Pedro cruza os braços e apoia as mãos sob os cotovelos assim que pisa no chão. Ele atravessa o calçadão, se abaixa e tira os sapatos dos pés antes de afundá-los na areia. Observo enquanto ele dá passos calmos até metade da faixa de grãos finos e claros e se senta.
Olhando para ele, esqueço que é esperado que eu o siga e só me lembro quando ele vira o rosto. A brisa outonal do fim da tarde balança seus cabelos soltos, espalhando-os por todos os lugares ao redor da sua cabeça e seus grandes olhos castanhos de cantos arredondados piscam para mim em uma pergunta silenciosa nada sutil “Tá esperando o quê?” eles dizem, tornando o momento único de uma maneira surpreendente.
Poderia ser qualquer homem, sentado na areia de qualquer praia, olhando para o pôr do sol em qualquer dia. Mas é o Bela Armadilha, pronto para assistir a um espetáculo natural e olhando para mim com um questionamento mudo que parece querer dizer respeito a muito mais do que ser seu acompanhante nesse momento: O que eu estou esperando?
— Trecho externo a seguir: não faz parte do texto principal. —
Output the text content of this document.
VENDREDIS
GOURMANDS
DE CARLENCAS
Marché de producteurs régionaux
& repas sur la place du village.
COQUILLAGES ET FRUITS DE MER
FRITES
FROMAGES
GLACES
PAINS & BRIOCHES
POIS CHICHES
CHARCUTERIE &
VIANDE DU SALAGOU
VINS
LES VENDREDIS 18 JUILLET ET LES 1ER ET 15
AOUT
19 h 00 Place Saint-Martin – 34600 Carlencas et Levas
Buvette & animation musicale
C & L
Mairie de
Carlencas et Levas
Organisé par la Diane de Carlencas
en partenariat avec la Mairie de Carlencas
A imagem que se colou às paredes internas do meu cérebro se acende por trás dos meus olhos. Beatrice nos braços de Pedro, em frente à sorveteria. Feliz, tão feliz que foi impossível não querer mais daquilo para a minha filha.
Um mais que, até aquele preciso momento, eu jamais havia sonhado ser possível. Porque o “mais” para ela significaria mais para mim e eu não acho que exista por aí uma segunda chance de viver o que já vivi. O homem que eu fui, ninguém é duas vezes. Balanço a cabeça, afastando os pensamentos. Isso não é hora, nem lugar.